Movidius Beefs up HW Acceleration in AI Chip

Movidius Beefs up HW Acceleration in AI Chip

MADISON, Wis. — Announcements about so-called deep learning processors are becoming almost as frequent nowadays as tweets from the White House. As the technology industry's appetite for neural networks grows, so does the demand for powerful, but very low-power inference engines adaptable to a variety of embedded systems.

Against that backdrop, Movidius, a subsidiary of Intel, launched Monday (Aug. 28) its Myriad X vision processing unit, a follow-up, after 18 months, to the Myriad 2.

Asked what separates Myriad X from other deep-learning chips announced in recent months, Remi El-Ouazzane, vice president and general manager of Movidius’ Intel New Technology Group, told us, “None of those are shipping. Myriad processors are.”

(Source: Intel)(Source: Intel)

Just like Myriad 2, Myriad X is purpose-built for embedded visual intelligence and inference.

Myriad 2, an always-on many-core vision-processing unit, has already snagged big design wins from drone and surveillance companies. Working with customers and partners, El-Ouazzane explained, Movidius “has gained real-world experience,” which has taught the company acceleration needs in hardware blocks.

In Myriad X, “Our original concept [in developing Myriad 2] — heterogeneous computing using DSPs and hardware acceleration — remains intact,” said El-Ouazzane.

But with Myriad 2, “We were accelerating a lot of neural network workload in software,” he added. In contrast, Myriad X — described by Movidius as “a dedicated neural compute engine” — comes with a lot more microarchitecture in its hardware to accelerate deep-learning inference.

 In designing Myriad X, El-Ouazzne said, “We were looking to anything that allows us to increase the performance of neural networks without increasing power.”

With many more hardware acceleration blocks, Myriad X architecture can do 1 trillion operations per second (TOPS) of compute performance on deep-neural network inferences, said El-Ouazzane. “And we keep it within a watt.” This is “an order of magnitude” faster than Myriad 2, he added.

Under the hood
So, what’s inside Myriad X?

Movidius increased the number of its SHAVE (Streaming Hybrid Architecture Vector Engine) DSP Cores from 12 [in Myriad 2] to 16.

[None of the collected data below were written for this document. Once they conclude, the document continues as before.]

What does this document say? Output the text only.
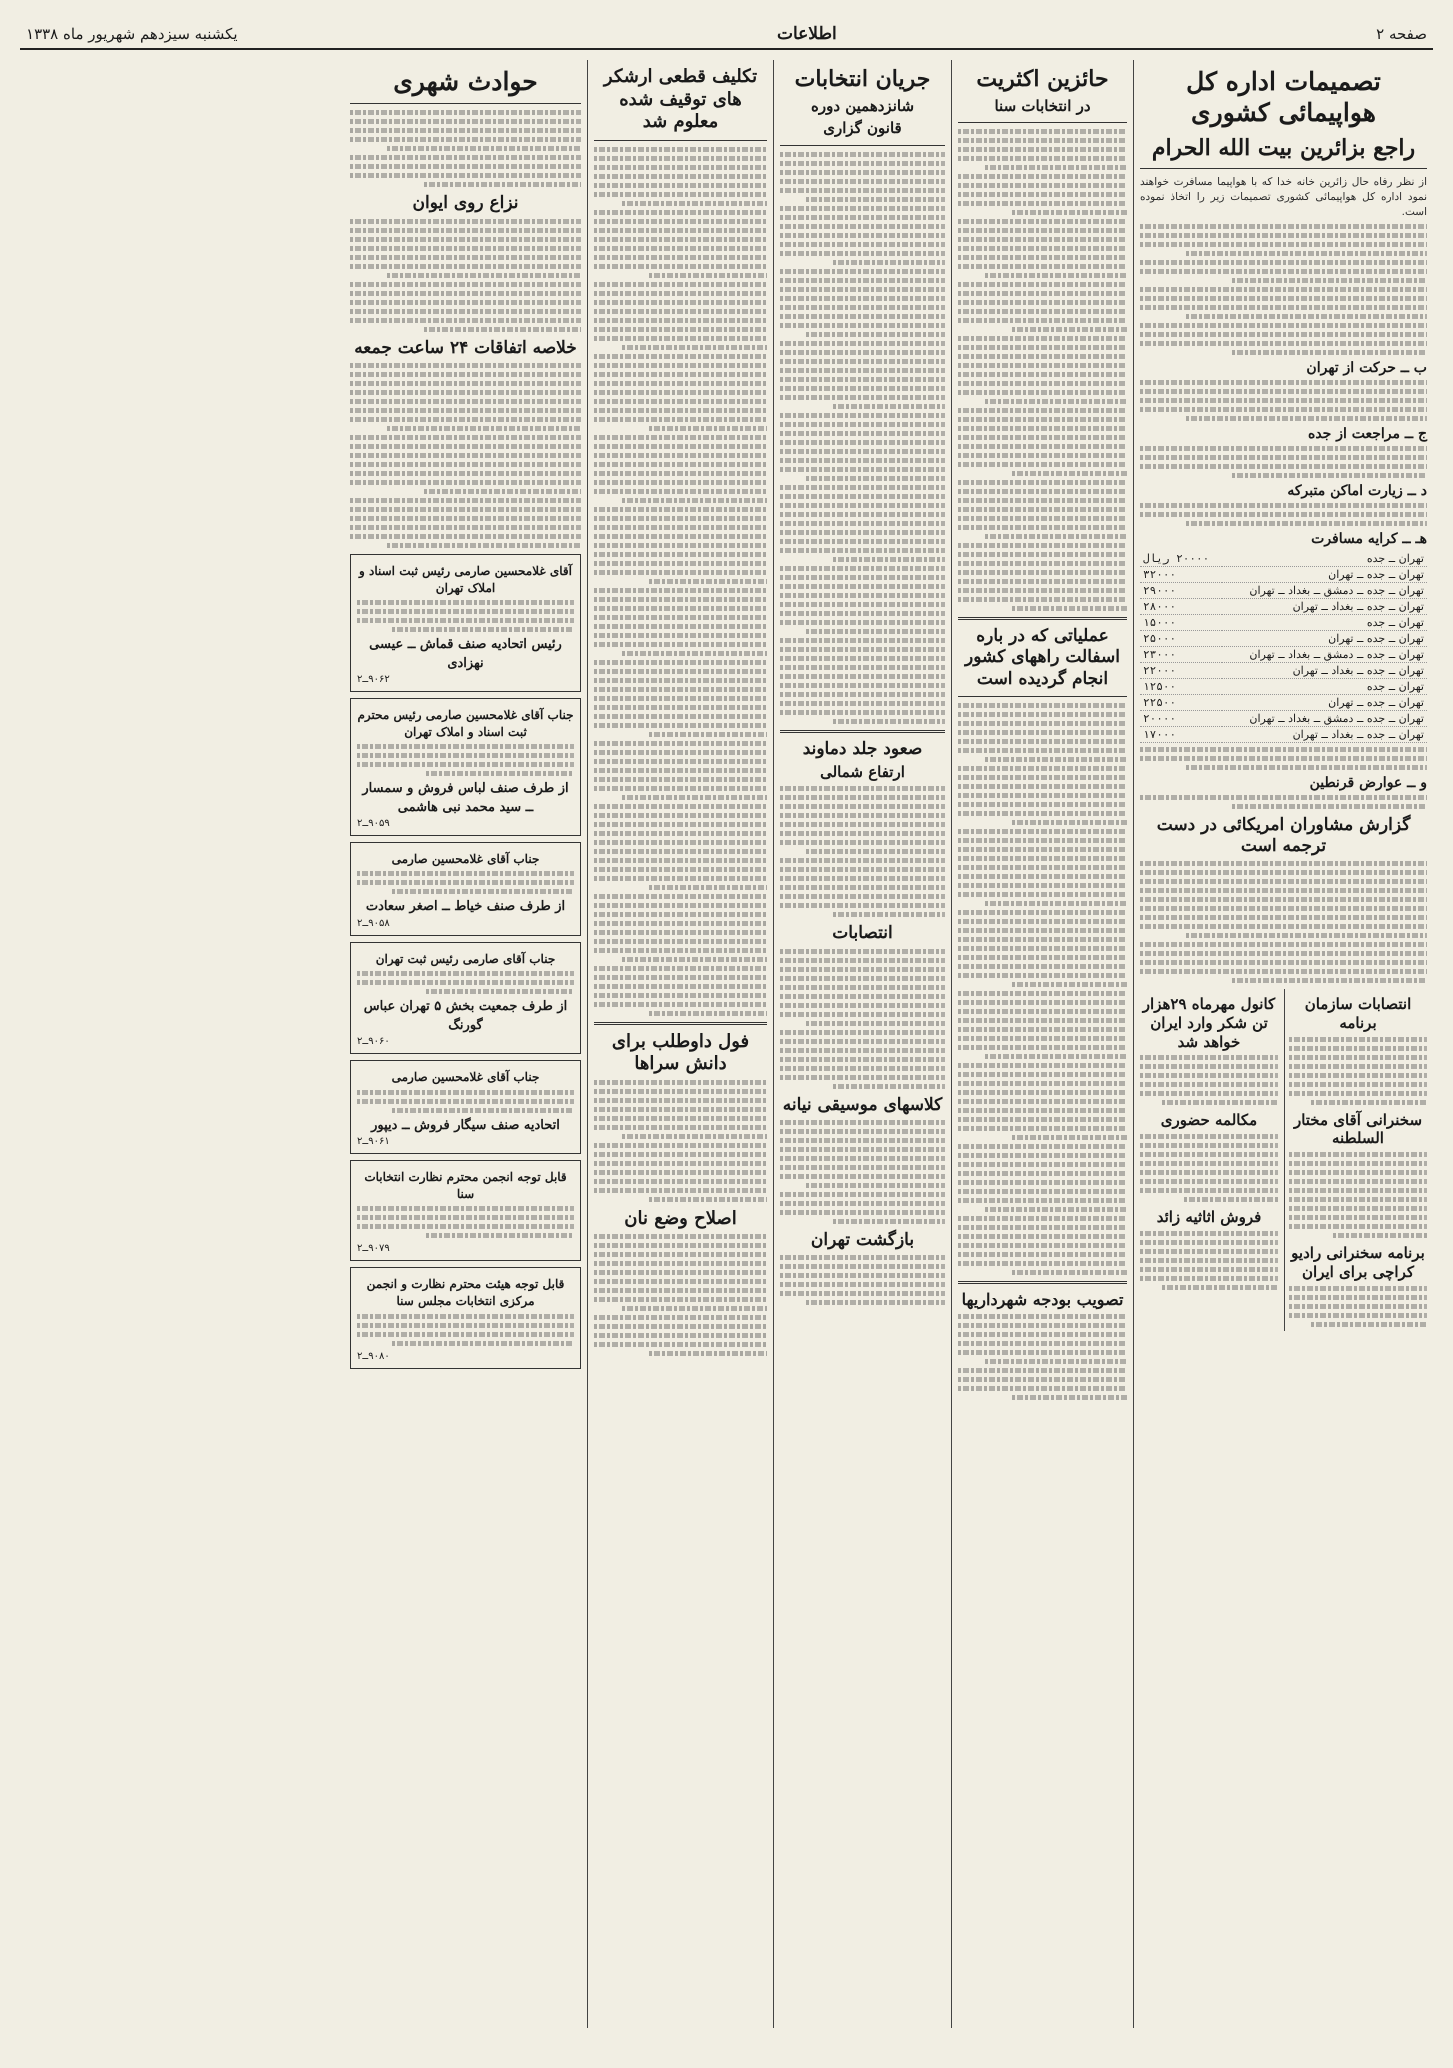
صفحه ۲
اطلاعات
یکشنبه سیزدهم شهریور ماه ۱۳۳۸
تصمیمات اداره کل هواپیمائی کشوری
راجع بزائرین بیت الله الحرام
از نظر رفاه حال زائرین خانه خدا که با هواپیما مسافرت خواهند نمود اداره کل هواپیمائی کشوری تصمیمات زیر را اتخاذ نموده است.
ب ــ حرکت از تهران
ج ــ مراجعت از جده
د ــ زیارت اماکن متبرکه
هـ ــ کرایه مسافرت
تهران ــ جده	۲۰۰۰۰ ریال
تهران ــ جده ــ تهران	۳۲۰۰۰
تهران ــ جده ــ دمشق ــ بغداد ــ تهران	۲۹۰۰۰
تهران ــ جده ــ بغداد ــ تهران	۲۸۰۰۰
تهران ــ جده	۱۵۰۰۰
تهران ــ جده ــ تهران	۲۵۰۰۰
تهران ــ جده ــ دمشق ــ بغداد ــ تهران	۲۳۰۰۰
تهران ــ جده ــ بغداد ــ تهران	۲۲۰۰۰
تهران ــ جده	۱۲۵۰۰
تهران ــ جده ــ تهران	۲۲۵۰۰
تهران ــ جده ــ دمشق ــ بغداد ــ تهران	۲۰۰۰۰
تهران ــ جده ــ بغداد ــ تهران	۱۷۰۰۰
و ــ عوارض قرنطین
گزارش مشاوران امریکائی در دست ترجمه است
انتصابات سازمان برنامه
سخنرانی آقای مختار السلطنه
برنامه سخنرانی رادیو کراچی برای ایران
کانول مهرماه ۲۹هزار تن شکر وارد ایران خواهد شد
مکالمه حضوری
فروش اثاثیه زائد
حائزین اکثریت
در انتخابات سنا
عملیاتی که در باره اسفالت راههای کشور انجام گردیده است
تصویب بودجه شهرداریها
جریان انتخابات
شانزدهمین دوره
قانون گزاری
صعود جلد دماوند
ارتفاع شمالی
انتصابات
کلاسهای موسیقی نیانه
بازگشت تهران
تکلیف قطعی ارشکر های توقیف شده معلوم شد
فول داوطلب برای دانش سراها
اصلاح وضع نان
حوادث شهری
نزاع روی ایوان
خلاصه اتفاقات ۲۴ ساعت جمعه
آقای غلامحسین صارمی رئیس ثبت اسناد و املاک تهران
رئیس اتحادیه صنف قماش ــ عیسی نهزادی
۹۰۶۲ــ۲
جناب آقای غلامحسین صارمی رئیس محترم ثبت اسناد و املاک تهران
از طرف صنف لباس فروش و سمسار ــ سید محمد نبی هاشمی
۹۰۵۹ــ۲
جناب آقای غلامحسین صارمی
از طرف صنف خیاط ــ اصغر سعادت
۹۰۵۸ــ۲
جناب آقای صارمی رئیس ثبت تهران
از طرف جمعیت بخش ۵ تهران عباس گورنگ
۹۰۶۰ــ۲
جناب آقای غلامحسین صارمی
اتحادیه صنف سیگار فروش ــ دیپور
۹۰۶۱ــ۲
قابل توجه انجمن محترم نظارت انتخابات سنا
۹۰۷۹ــ۲
قابل توجه هیئت محترم نظارت و انجمن مرکزی انتخابات مجلس سنا
۹۰۸۰ــ۲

Then, Movidius added a neural compute engine consisting of more than 20 enhanced hardware accelerators.

These hardware accelerators are designed to perform specific tasks without introducing additional compute overhead. Tasks include depth mapping to extract edges (a key to drones’ landing, for example), de-warping engine for sensors enabling a wider field of view, and optical flow for super high-performance motion estimation critical in tracking and counting people with surveillance cameras, El-Ouazzane explained.

Noting that deep learning is “a fast-moving world,” El-Ouazzne said, “Your architecture needs to deal with new types of workloads in hardware microarchitecture, while DSPs are super useful in running new types of computer vision and deep learning algorithms.”

Programmability is also critical when customers want full-blown image signal processing (ISP) on a chip, he added. To customize these ISPs, Myriad X needs DSP cores to reconstruct filters and image pipelines, he explained.

Myriad X offers increased configurable MIPI lanes. It connects up to 8 HD resolution RGB cameras directly to Myriad X with 16 MIPI lanes included in a rich set of interfaces, to support up to 700 million pixels per second of image signal processing throughput.